Reputation: 235
I have a large sparse matrix in the form of a scipy coo_matrix
(size of 5GB). I have to make use of the non-zero entries of the matrix and do some further processing.
What would be the best way to access the elements of the matrix? Should I convert the matrix to other formats or use it as it is? Also, could you please tell me the exact syntax for accessing an element of a coo_matrix
? I got a bit confused since it doesn't allow slicing.
Upvotes: 0
Views: 1254
Reputation: 74154
First let's build a random COO matrix:
import numpy as np
from scipy import sparse
x = sparse.rand(10000, 10000, format='coo')

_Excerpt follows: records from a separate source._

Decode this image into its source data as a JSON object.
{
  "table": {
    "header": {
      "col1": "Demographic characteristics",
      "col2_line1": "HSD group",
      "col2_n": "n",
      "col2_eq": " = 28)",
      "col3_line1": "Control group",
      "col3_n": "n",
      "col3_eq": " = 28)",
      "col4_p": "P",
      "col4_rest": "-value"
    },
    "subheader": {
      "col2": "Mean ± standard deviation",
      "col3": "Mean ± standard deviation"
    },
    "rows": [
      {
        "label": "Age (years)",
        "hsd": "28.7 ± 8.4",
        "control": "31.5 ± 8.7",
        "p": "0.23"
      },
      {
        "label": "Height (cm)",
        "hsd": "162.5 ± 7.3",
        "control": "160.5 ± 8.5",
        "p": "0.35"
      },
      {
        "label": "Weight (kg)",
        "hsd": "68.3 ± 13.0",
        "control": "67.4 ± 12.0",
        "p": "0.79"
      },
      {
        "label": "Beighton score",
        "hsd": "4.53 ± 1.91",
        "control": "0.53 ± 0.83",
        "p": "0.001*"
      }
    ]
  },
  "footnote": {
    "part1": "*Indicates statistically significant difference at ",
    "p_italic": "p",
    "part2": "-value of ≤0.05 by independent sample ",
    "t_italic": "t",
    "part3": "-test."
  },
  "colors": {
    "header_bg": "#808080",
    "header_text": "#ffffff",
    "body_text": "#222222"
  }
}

The non-zero values are found in the .data
attribute of the matrix, and you can get their corresponding row/column indices using x.nonzero()
:
v = x.data
r, c = x.nonzero()
print np.all(x.todense()[r, c] == v)
# True
With a COO matrix it's possible to index a single row or column (as a sparse vector) using the getrow()
/getcol()
methods. If you want to do slicing or fancy indexing of particular elements then you need to convert it to another format such as lil_matrix
, for example using the .tolil()
method.
You should really read the scipy.sparse
docs for more information about the features of the different sparse array formats - the appropriate choice of format really depends on what you plan on doing with your array.
Upvotes: 1